A nova lei de falência, em vigor desde junho do ano passado, ainda beneficia poucas empresas, segundo análise do professor de direito empresarial Gladston Mamede. Baixo endividamento fiscal, atividade viável e um plano de recuperação financeira eficaz são requisitos fundamentais, segundo ele, para a empresa ser aprovada pelo novo sistema e não ter sua falência decretada.
“É um perfil muito específico, o que explica o baixo número de pedidos de recuperação judicial nos órgãos competentes. O débito tem de ser baixo porque os tributos não são alcançados pela ação judicial. A empresa precisa ser viável no sentido do retorno financeiro e o plano de recuperação tem que, muito mais do que agradar, permitir, de fato, a recuperação da empresa”, comenta Mamede.
A nova lei determina que a companhia em situação de falência deve ser preservada. Em caso de necessidade de venda, sua comercialização deve ocorrer sem desmembramentos, decretando a falência apenas do empresário ou da sociedade empresária.
“Diante da quebra de um empresário, o juiz deve fazer de tudo para conservar a empresa. O empreendimento não é mais vendido em partes. O objetivo é comercializá-lo por inteiro para que outro empresário ou sociedade empresária continue tocando o negócio”, explica o professor.
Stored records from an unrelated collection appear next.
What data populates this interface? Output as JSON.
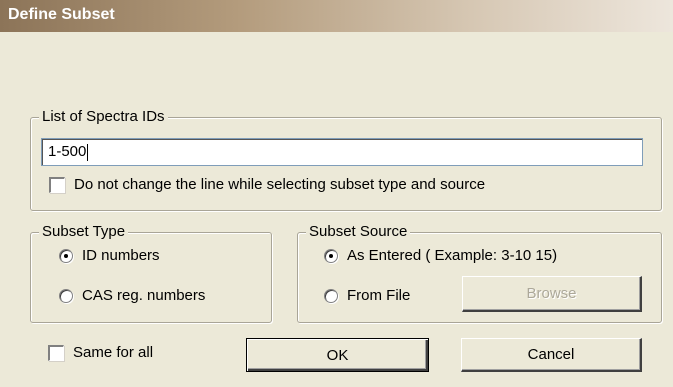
{
  "window": {
    "title": "Define Subset"
  },
  "spectra_ids": {
    "label": "List of  Spectra IDs",
    "value": "1-500",
    "keep_line_checkbox": {
      "label": "Do not change the line while selecting subset type and source",
      "checked": false
    }
  },
  "subset_type": {
    "label": "Subset Type",
    "options": [
      {
        "label": "ID numbers",
        "selected": true
      },
      {
        "label": "CAS reg. numbers",
        "selected": false
      }
    ]
  },
  "subset_source": {
    "label": "Subset Source",
    "options": [
      {
        "label": "As Entered ( Example: 3-10 15)",
        "selected": true
      },
      {
        "label": "From File",
        "selected": false
      }
    ],
    "browse_label": "Browse"
  },
  "footer": {
    "same_for_all": {
      "label": "Same for all",
      "checked": false
    },
    "ok_label": "OK",
    "cancel_label": "Cancel"
  }
}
Um dos benefícios do novo método, conforme Mamede, é a manutenção do emprego dos trabalhadores que, provavelmente, seriam dispensados em caso da extinção da empresa.
40 salários mínimos
Atualmente, conforme a legislação, a falência de uma companhia só deve ser decretada quando a empresa possui dívida de mais 40 salários mínimos - a qual não consegue saldar - ou se num processo de execução, independentemente do valor do débito, o empresário não apresentar bens à penhora. Além disso, em caso de abandono da companhia pelo proprietário, a falência também pode ser solicitada.
“Na lei anterior, a Varig estaria perdida, assim como a Vasp e a Parmalat. O principal benefício é a preservação da companhia, que pode ser garantida através do processo de falência e da recuperação judicial que foi simplificada”, ressalta o professor.
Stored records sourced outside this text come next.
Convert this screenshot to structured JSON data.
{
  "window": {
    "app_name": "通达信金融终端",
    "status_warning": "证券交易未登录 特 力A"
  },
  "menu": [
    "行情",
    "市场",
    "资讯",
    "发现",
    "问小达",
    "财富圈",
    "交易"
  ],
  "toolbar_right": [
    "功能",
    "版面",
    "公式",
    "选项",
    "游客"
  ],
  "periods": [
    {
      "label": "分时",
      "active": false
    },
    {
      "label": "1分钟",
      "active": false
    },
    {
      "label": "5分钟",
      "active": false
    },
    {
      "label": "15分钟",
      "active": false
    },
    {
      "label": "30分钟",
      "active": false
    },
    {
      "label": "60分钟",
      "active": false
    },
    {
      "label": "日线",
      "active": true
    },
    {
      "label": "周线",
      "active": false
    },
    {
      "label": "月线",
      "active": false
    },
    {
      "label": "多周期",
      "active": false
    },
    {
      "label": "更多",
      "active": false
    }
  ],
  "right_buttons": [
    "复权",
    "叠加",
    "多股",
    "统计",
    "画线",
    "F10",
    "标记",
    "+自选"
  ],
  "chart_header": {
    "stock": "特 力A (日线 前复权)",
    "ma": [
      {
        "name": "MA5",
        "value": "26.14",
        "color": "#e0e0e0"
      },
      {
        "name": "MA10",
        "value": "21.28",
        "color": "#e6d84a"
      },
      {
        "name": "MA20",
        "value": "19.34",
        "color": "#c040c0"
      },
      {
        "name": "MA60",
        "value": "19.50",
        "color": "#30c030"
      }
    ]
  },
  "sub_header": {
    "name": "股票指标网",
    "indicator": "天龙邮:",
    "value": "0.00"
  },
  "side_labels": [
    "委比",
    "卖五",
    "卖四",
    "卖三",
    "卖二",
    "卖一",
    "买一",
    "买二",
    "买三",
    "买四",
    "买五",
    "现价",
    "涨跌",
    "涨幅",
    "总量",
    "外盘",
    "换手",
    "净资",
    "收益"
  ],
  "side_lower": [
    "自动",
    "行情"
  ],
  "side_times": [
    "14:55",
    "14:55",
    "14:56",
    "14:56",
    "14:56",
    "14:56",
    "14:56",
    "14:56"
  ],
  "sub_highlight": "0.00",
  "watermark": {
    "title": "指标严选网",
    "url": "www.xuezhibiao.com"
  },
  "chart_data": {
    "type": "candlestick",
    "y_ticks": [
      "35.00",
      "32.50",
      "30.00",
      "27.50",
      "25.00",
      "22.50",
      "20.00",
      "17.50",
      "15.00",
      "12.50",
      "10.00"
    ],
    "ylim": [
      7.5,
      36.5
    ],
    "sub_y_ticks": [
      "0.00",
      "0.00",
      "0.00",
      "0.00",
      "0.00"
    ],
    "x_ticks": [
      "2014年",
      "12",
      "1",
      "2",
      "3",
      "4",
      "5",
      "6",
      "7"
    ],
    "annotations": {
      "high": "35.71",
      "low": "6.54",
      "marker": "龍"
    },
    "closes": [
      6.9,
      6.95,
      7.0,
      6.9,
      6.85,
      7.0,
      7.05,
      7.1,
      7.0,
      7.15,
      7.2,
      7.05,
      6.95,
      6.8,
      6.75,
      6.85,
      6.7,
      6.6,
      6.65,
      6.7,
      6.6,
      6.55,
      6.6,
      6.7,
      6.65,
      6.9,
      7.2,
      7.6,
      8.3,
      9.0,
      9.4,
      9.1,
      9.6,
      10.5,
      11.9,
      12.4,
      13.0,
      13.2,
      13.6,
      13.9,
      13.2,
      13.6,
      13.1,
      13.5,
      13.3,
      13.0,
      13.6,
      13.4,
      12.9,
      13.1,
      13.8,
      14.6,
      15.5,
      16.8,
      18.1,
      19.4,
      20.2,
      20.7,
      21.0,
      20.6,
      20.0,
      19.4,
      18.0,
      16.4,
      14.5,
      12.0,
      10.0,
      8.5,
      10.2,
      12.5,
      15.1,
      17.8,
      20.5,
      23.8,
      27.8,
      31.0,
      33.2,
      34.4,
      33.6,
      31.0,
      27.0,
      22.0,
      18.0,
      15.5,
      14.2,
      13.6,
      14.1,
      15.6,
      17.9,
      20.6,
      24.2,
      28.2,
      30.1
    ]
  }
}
Mamede explica que a nova lei de falência permitiu a troca da concordata pela recuperação judicial. Antes, lembra ele, a Justiça deliberava com facilidade um prazo e desconto das dívidas para a regularização da situação.
A recuperação judicial, conforme Mamede, exige da direção da empresa em situação de falência a apresentação de um plano, cujo conteúdo ofereça condições suficientes e convincentes para a recuperação da companhia. O professor lembra que o plano é exposto durante assembléia com os credores da empresa, os quais têm de aprovar a proposta. Caso contrário, o empreendimento pode, de fato, ser extinto.
“Hoje, há uma maleabilidade maior para encontrar soluções, mas os credores precisam aprovar. Talvez essa também seja uma das dificuldades de aplicação da nova lei. A maioria dos juízes gosta muito da lei antiga”, observa.
Mamede esteve em Bauru e cidades da região nesta semana, ministrando palestras sobre direito empresarial nas universidades que oferecem cursos de direito, administração de empresas e contabilidade.